Q: I'm an all American Muscle Car type of girl. Put a 67' GTO in front of me and I'm in ecstatic orgasmic bliss for hours to come =) But it seems that the American Muslce Car is becoming more and more difficult to find. I'm not talking about those new things with 40 billion electronic gadgets where when one thing goes wrong it becomes a chain reaction and EVERYTHING goes wrong. I'm talking about classic. I'm talking about those cars nicknamed "tanks" because you can ram them in the back but you're the one who's car is totalled while the Muscle barely has a scratch. Yeah. Good ol' things =) Now my question is this: What's happened to these priceless gems? Are they being replaced with eruopean and asian match-box cars? Those little cracker-jack toys seem to have good handling and torque but if it's just a straight-way half mile race, HA! But honestly, what's goin on with these orgasmic-classic cars? Have Japanese Toys taken over the world?! Lol ok besides gas prices. I'm talking about show cars. Races. Yada yada. lol gents, I work at a dealership for Jaguar Porsche and Audi aswell as pre-owned BMW, Corvette, ect. You get the picture, I know the power but in all honesty, unless it was just for joy rides and wasn't long term, I would personally NEVER buy a Jag or Audi. They break down far too easily (post 2001 cars).

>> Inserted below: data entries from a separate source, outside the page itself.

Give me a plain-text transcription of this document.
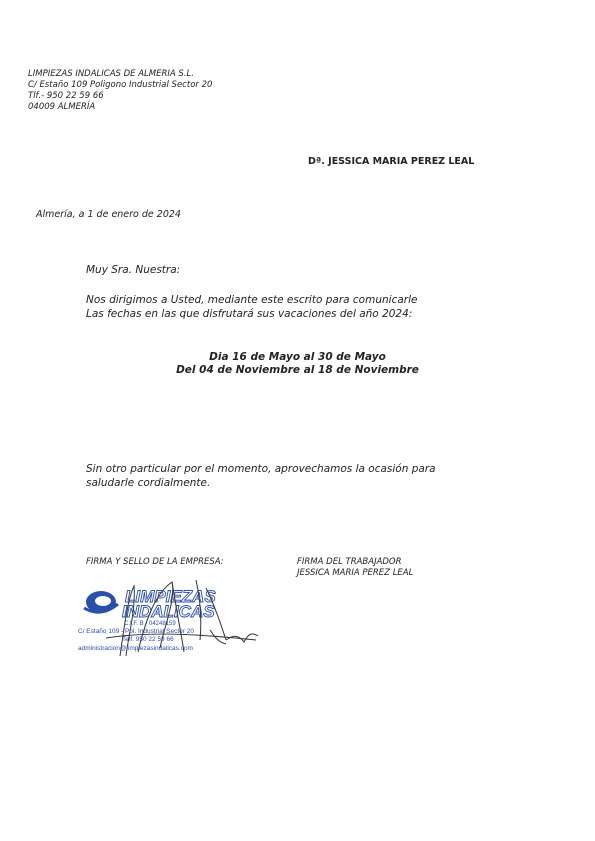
LIMPIEZAS INDALICAS DE ALMERIA S.L.
C/ Estaño 109 Poligono Industrial Sector 20
Tlf.- 950 22 59 66
04009 ALMERÍA
Dª. JESSICA MARIA PEREZ LEAL
Almería, a 1 de enero de 2024
Muy Sra. Nuestra:
Nos dirigimos a Usted, mediante este escrito para comunicarle
Las fechas en las que disfrutará sus vacaciones del año 2024:
Dia 16 de Mayo al 30 de Mayo
Del 04 de Noviembre al 18 de Noviembre
Sin otro particular por el momento, aprovechamos la ocasión para
saludarle cordialmente.
FIRMA Y SELLO DE LA EMPRESA:	FIRMA DEL TRABAJADOR
JESSICA MARIA PEREZ LEAL
LIMPIEZAS
INDALICAS
C.I.F. B - 04248159
C/ Estaño 109 - Pol. Industrial Sector 20
Telf. 950 22 59 66
administracion@limpiezasindalicas.com
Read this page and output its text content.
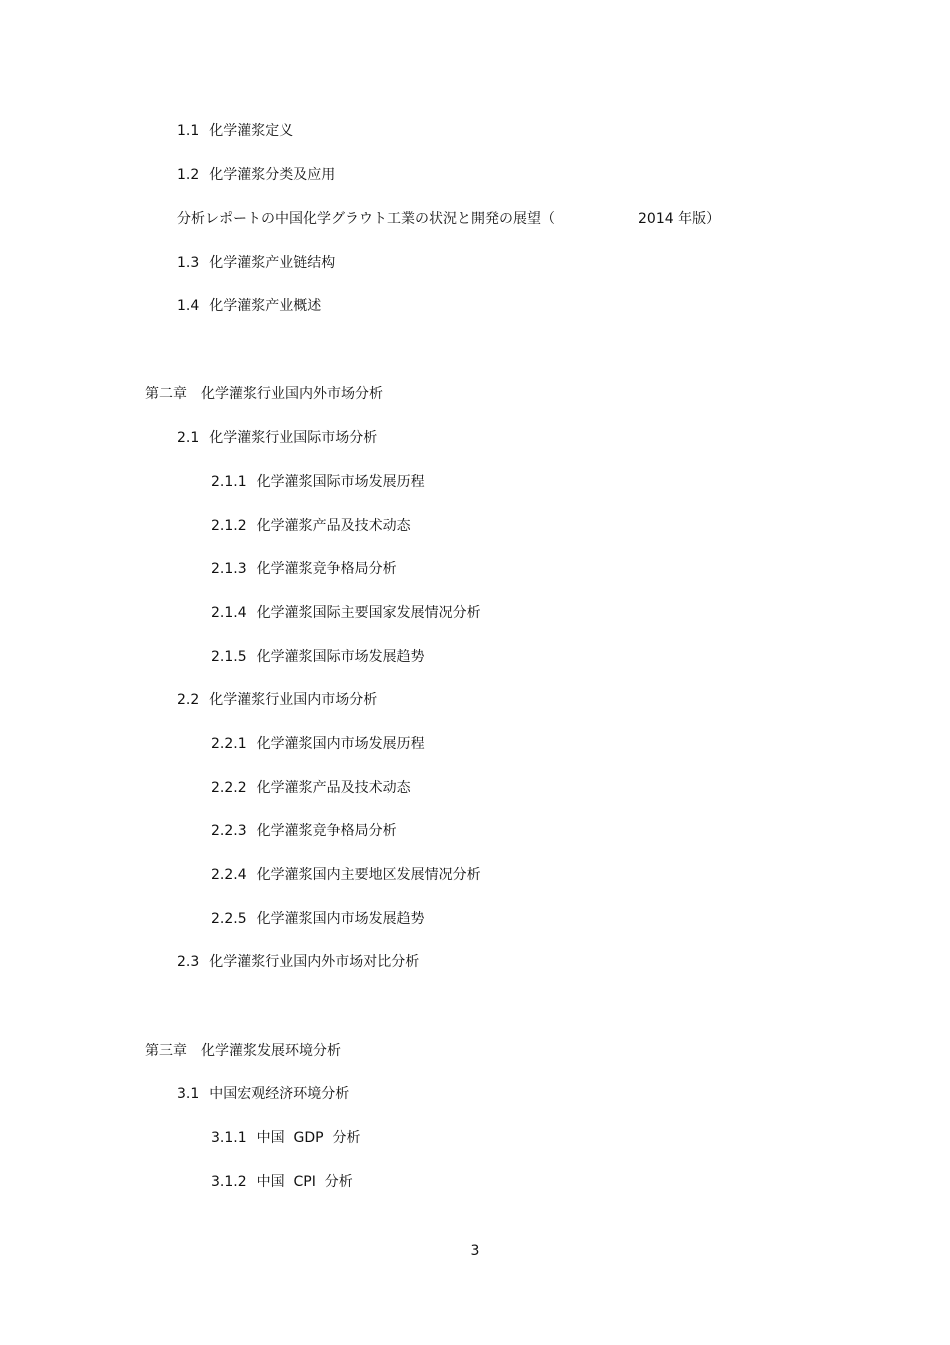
1.1 化学灌浆定义
1.2 化学灌浆分类及应用
分析レポートの中国化学グラウト工業の状況と開発の展望（	2014 年版）
1.3 化学灌浆产业链结构
1.4 化学灌浆产业概述
第二章 化学灌浆行业国内外市场分析
2.1 化学灌浆行业国际市场分析
2.1.1 化学灌浆国际市场发展历程
2.1.2 化学灌浆产品及技术动态
2.1.3 化学灌浆竞争格局分析
2.1.4 化学灌浆国际主要国家发展情况分析
2.1.5 化学灌浆国际市场发展趋势
2.2 化学灌浆行业国内市场分析
2.2.1 化学灌浆国内市场发展历程
2.2.2 化学灌浆产品及技术动态
2.2.3 化学灌浆竞争格局分析
2.2.4 化学灌浆国内主要地区发展情况分析
2.2.5 化学灌浆国内市场发展趋势
2.3 化学灌浆行业国内外市场对比分析
第三章 化学灌浆发展环境分析
3.1 中国宏观经济环境分析
3.1.1 中国  GDP  分析
3.1.2 中国  CPI  分析
3
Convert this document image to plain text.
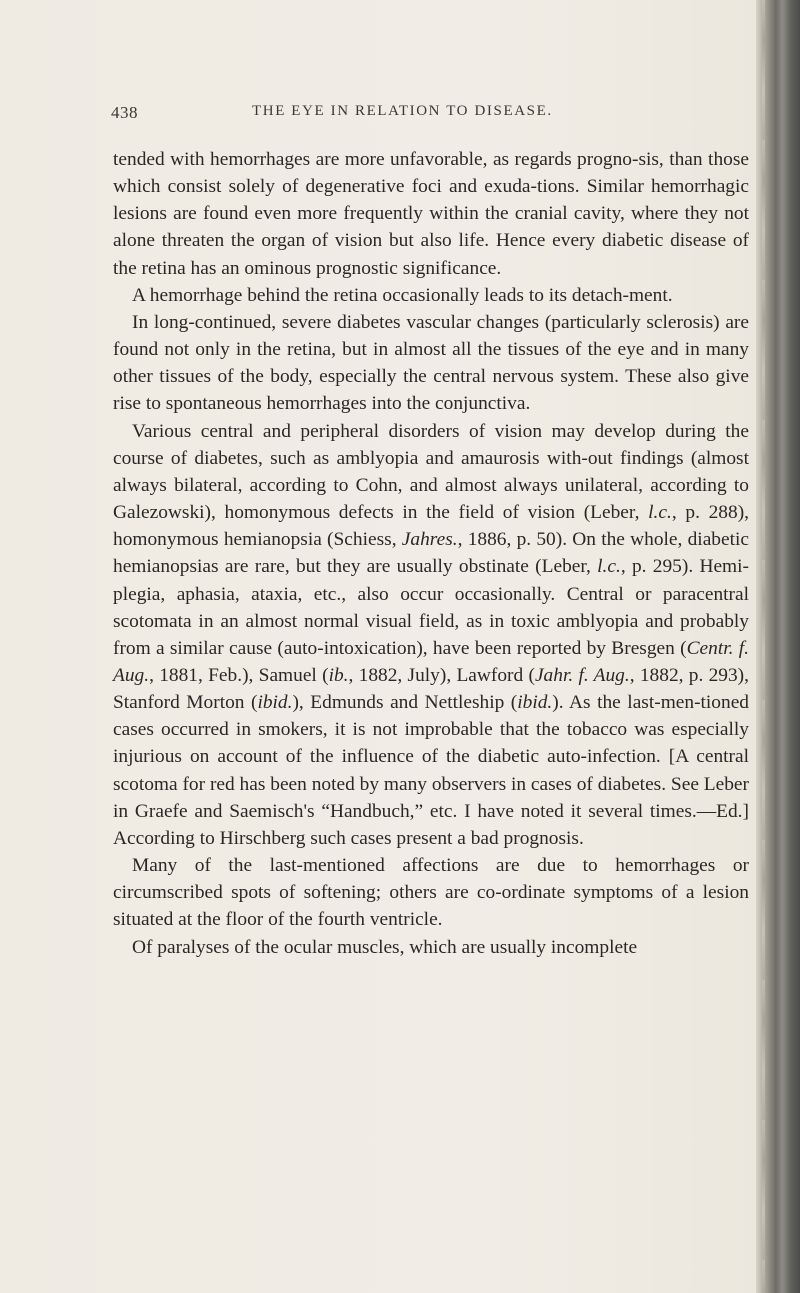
438	THE EYE IN RELATION TO DISEASE.

tended with hemorrhages are more unfavorable, as regards progno-sis, than those which consist solely of degenerative foci and exuda-tions. Similar hemorrhagic lesions are found even more frequently within the cranial cavity, where they not alone threaten the organ of vision but also life. Hence every diabetic disease of the retina has an ominous prognostic significance.

A hemorrhage behind the retina occasionally leads to its detach-ment.

In long-continued, severe diabetes vascular changes (particularly sclerosis) are found not only in the retina, but in almost all the tissues of the eye and in many other tissues of the body, especially the central nervous system. These also give rise to spontaneous hemorrhages into the conjunctiva.

Various central and peripheral disorders of vision may develop during the course of diabetes, such as amblyopia and amaurosis with-out findings (almost always bilateral, according to Cohn, and almost always unilateral, according to Galezowski), homonymous defects in the field of vision (Leber, l.c., p. 288), homonymous hemianopsia (Schiess, Jahres., 1886, p. 50). On the whole, diabetic hemianopsias are rare, but they are usually obstinate (Leber, l.c., p. 295). Hemi-plegia, aphasia, ataxia, etc., also occur occasionally. Central or paracentral scotomata in an almost normal visual field, as in toxic amblyopia and probably from a similar cause (auto-intoxication), have been reported by Bresgen (Centr. f. Aug., 1881, Feb.), Samuel (ib., 1882, July), Lawford (Jahr. f. Aug., 1882, p. 293), Stanford Morton (ibid.), Edmunds and Nettleship (ibid.). As the last-men-tioned cases occurred in smokers, it is not improbable that the tobacco was especially injurious on account of the influence of the diabetic auto-infection. [A central scotoma for red has been noted by many observers in cases of diabetes. See Leber in Graefe and Saemisch's “Handbuch,” etc. I have noted it several times.—Ed.] According to Hirschberg such cases present a bad prognosis.

Many of the last-mentioned affections are due to hemorrhages or circumscribed spots of softening; others are co-ordinate symptoms of a lesion situated at the floor of the fourth ventricle.

Of paralyses of the ocular muscles, which are usually incomplete
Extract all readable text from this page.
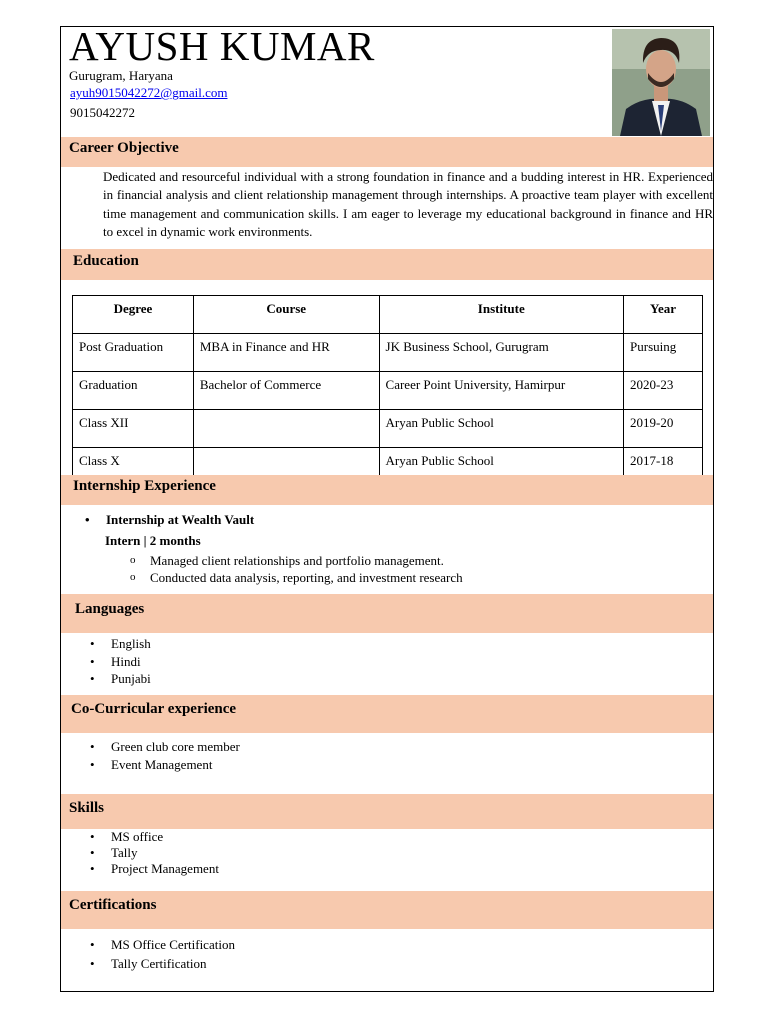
AYUSH KUMAR
Gurugram, Haryana
ayuh9015042272@gmail.com
9015042272
Career Objective
Dedicated and resourceful individual with a strong foundation in finance and a budding interest in HR. Experienced in financial analysis and client relationship management through internships. A proactive team player with excellent time management and communication skills. I am eager to leverage my educational background in finance and HR to excel in dynamic work environments.
Education
Degree	Course	Institute	Year
Post Graduation	MBA in Finance and HR	JK Business School, Gurugram	Pursuing
Graduation	Bachelor of Commerce	Career Point University, Hamirpur	2020-23
Class XII		Aryan Public School	2019-20
Class X		Aryan Public School	2017-18
Internship Experience
• Internship at Wealth Vault
Intern | 2 months
o Managed client relationships and portfolio management.
o Conducted data analysis, reporting, and investment research
Languages
• English
• Hindi
• Punjabi
Co-Curricular experience
• Green club core member
• Event Management
Skills
• MS office
• Tally
• Project Management
Certifications
• MS Office Certification
• Tally Certification
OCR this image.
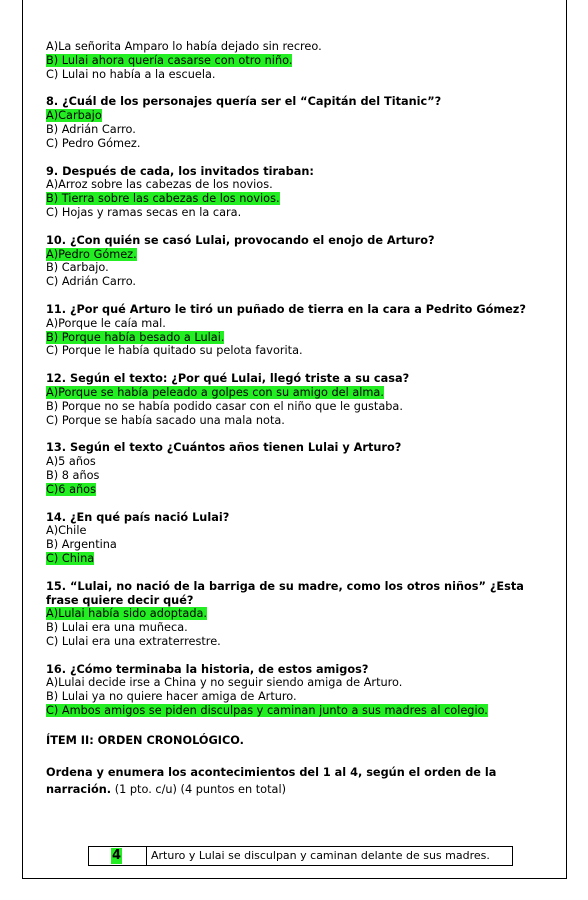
A)La señorita Amparo lo había dejado sin recreo.
B) Lulai ahora quería casarse con otro niño.
C) Lulai no había a la escuela.
8. ¿Cuál de los personajes quería ser el “Capitán del Titanic”?
A)Carbajo
B) Adrián Carro.
C) Pedro Gómez.
9. Después de cada, los invitados tiraban:
A)Arroz sobre las cabezas de los novios.
B) Tierra sobre las cabezas de los novios.
C) Hojas y ramas secas en la cara.
10. ¿Con quién se casó Lulai, provocando el enojo de Arturo?
A)Pedro Gómez.
B) Carbajo.
C) Adrián Carro.
11. ¿Por qué Arturo le tiró un puñado de tierra en la cara a Pedrito Gómez?
A)Porque le caía mal.
B) Porque había besado a Lulai.
C) Porque le había quitado su pelota favorita.
12. Según el texto: ¿Por qué Lulai, llegó triste a su casa?
A)Porque se había peleado a golpes con su amigo del alma.
B) Porque no se había podido casar con el niño que le gustaba.
C) Porque se había sacado una mala nota.
13. Según el texto ¿Cuántos años tienen Lulai y Arturo?
A)5 años
B) 8 años
C)6 años
14. ¿En qué país nació Lulai?
A)Chile
B) Argentina
C) China
15. “Lulai, no nació de la barriga de su madre, como los otros niños” ¿Esta frase quiere decir qué?
A)Lulai había sido adoptada.
B) Lulai era una muñeca.
C) Lulai era una extraterrestre.
16. ¿Cómo terminaba la historia, de estos amigos?
A)Lulai decide irse a China y no seguir siendo amiga de Arturo.
B) Lulai ya no quiere hacer amiga de Arturo.
C) Ambos amigos se piden disculpas y caminan junto a sus madres al colegio.
ÍTEM II: ORDEN CRONOLÓGICO.
Ordena y enumera los acontecimientos del 1 al 4, según el orden de la narración. (1 pto. c/u) (4 puntos en total)
4	Arturo y Lulai se disculpan y caminan delante de sus madres.
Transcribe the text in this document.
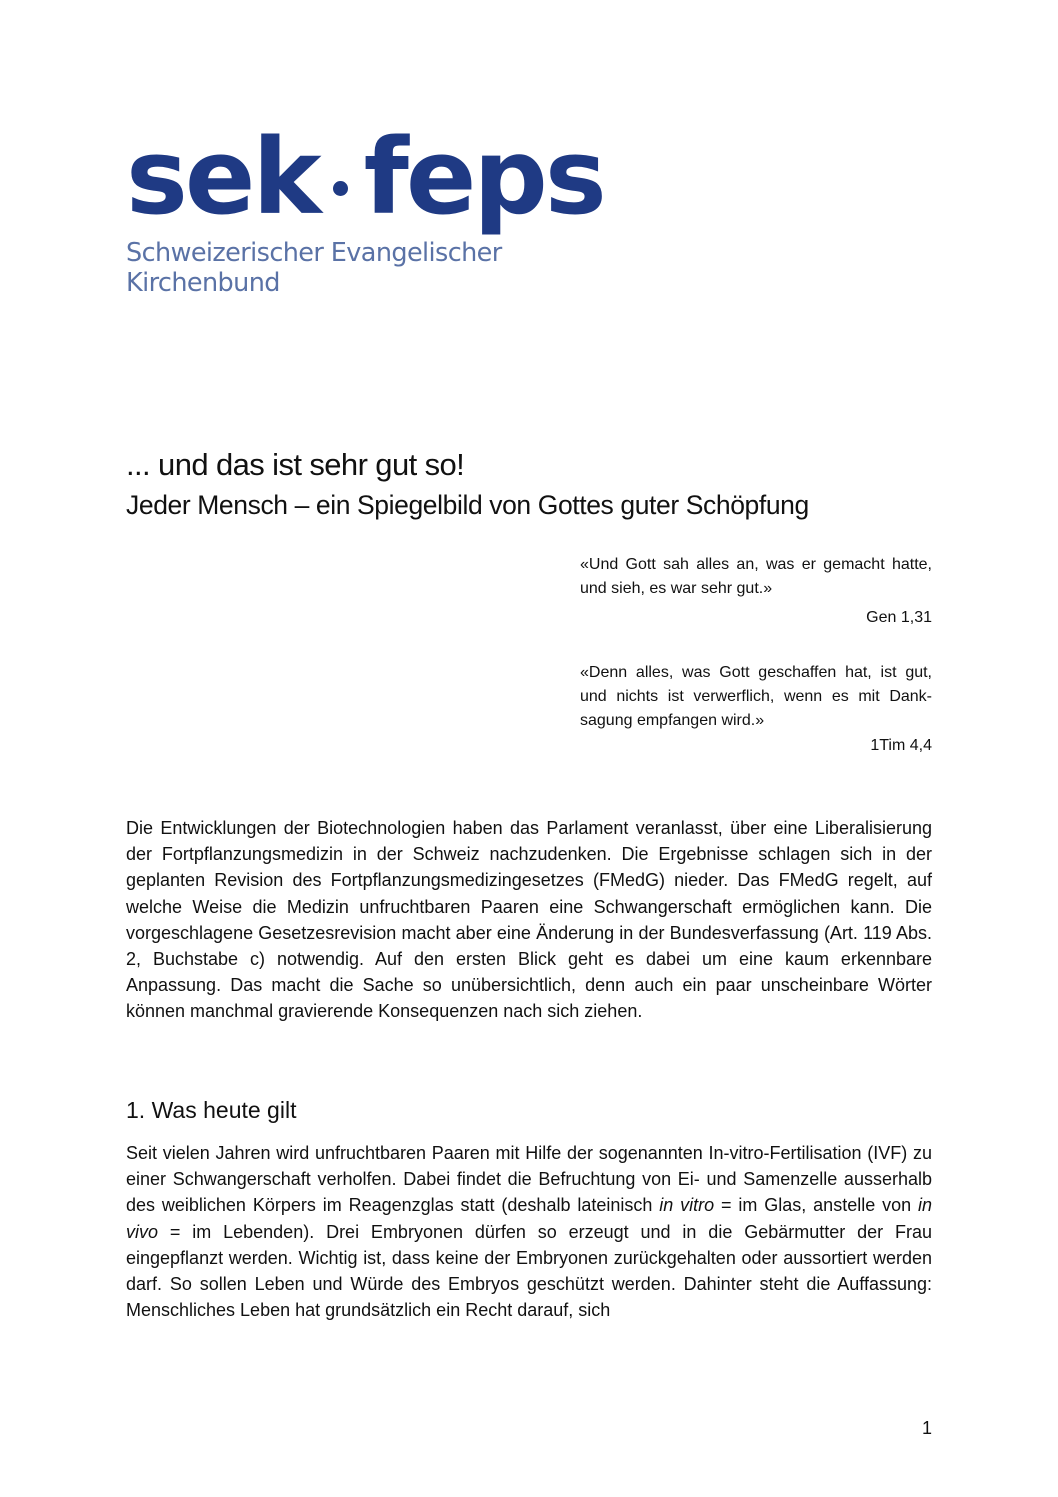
sek feps
Schweizerischer Evangelischer Kirchenbund
... und das ist sehr gut so!
Jeder Mensch – ein Spiegelbild von Gottes guter Schöpfung
«Und Gott sah alles an, was er gemacht hatte, und sieh, es war sehr gut.»
Gen 1,31
«Denn alles, was Gott geschaffen hat, ist gut, und nichts ist verwerflich, wenn es mit Danksagung empfangen wird.»
1Tim 4,4
Die Entwicklungen der Biotechnologien haben das Parlament veranlasst, über eine Liberalisierung der Fortpflanzungsmedizin in der Schweiz nachzudenken. Die Ergebnisse schlagen sich in der geplanten Revision des Fortpflanzungsmedizingesetzes (FMedG) nieder. Das FMedG regelt, auf welche Weise die Medizin unfruchtbaren Paaren eine Schwangerschaft ermöglichen kann. Die vorgeschlagene Gesetzesrevision macht aber eine Änderung in der Bundesverfassung (Art. 119 Abs. 2, Buchstabe c) notwendig. Auf den ersten Blick geht es dabei um eine kaum erkennbare Anpassung. Das macht die Sache so unübersichtlich, denn auch ein paar unscheinbare Wörter können manchmal gravierende Konsequenzen nach sich ziehen.
1. Was heute gilt
Seit vielen Jahren wird unfruchtbaren Paaren mit Hilfe der sogenannten In-vitro-Fertilisation (IVF) zu einer Schwangerschaft verholfen. Dabei findet die Befruchtung von Ei- und Samenzelle ausserhalb des weiblichen Körpers im Reagenzglas statt (deshalb lateinisch in vitro = im Glas, anstelle von in vivo = im Lebenden). Drei Embryonen dürfen so erzeugt und in die Gebärmutter der Frau eingepflanzt werden. Wichtig ist, dass keine der Embryonen zurückgehalten oder aussortiert werden darf. So sollen Leben und Würde des Embryos geschützt werden. Dahinter steht die Auffassung: Menschliches Leben hat grundsätzlich ein Recht darauf, sich
1
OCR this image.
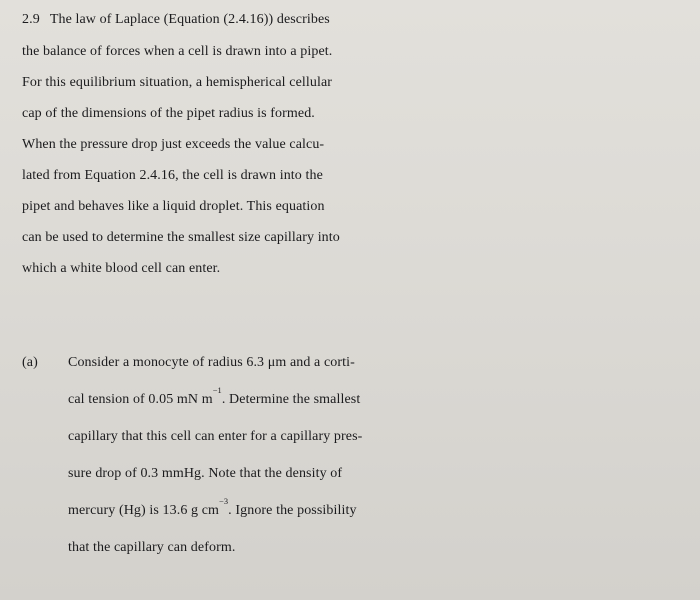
2.9 The law of Laplace (Equation (2.4.16)) describes
the balance of forces when a cell is drawn into a pipet.
For this equilibrium situation, a hemispherical cellular
cap of the dimensions of the pipet radius is formed.
When the pressure drop just exceeds the value calcu-
lated from Equation 2.4.16, the cell is drawn into the
pipet and behaves like a liquid droplet. This equation
can be used to determine the smallest size capillary into
which a white blood cell can enter.
(a) Consider a monocyte of radius 6.3 μm and a corti-
cal tension of 0.05 mN $m^{-1}$. Determine the smallest
capillary that this cell can enter for a capillary pres-
sure drop of 0.3 mmHg. Note that the density of
mercury (Hg) is 13.6 g $cm^{-3}$. Ignore the possibility
that the capillary can deform.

A: The classic muscle cars wete wonderful to look at, but in terms of raw performance, their modern equivalents can almost always put them on the trailer. The GTO is a perfect example. It generated great straight-line numbers when it was new. But the Australian-engineered GTO of a few years ago, when equipped with an LS-6 and manual trans, would post superior times at the drag strip and skifdpad, and gret better fuel economy while doing it. The 1967 version rode on bias-ply tires that would melt before hooking up. Weak brakes and suspension kept drivers from exploiting much of its power, anmd the atrocious aerodynamics probably chopped 15-20 mph off the top end. Plus, parts like the 4 bbl carb needed much more attention to produce peak performance than a modern fuel-injection system. And those old cars may have survived crashes more readily, but the drivers didn't. Reports of motorists being impaled on their steering columns were all too frequent. It's OK to love muscle cars for their bodies. But as far as performance, these are the good old days.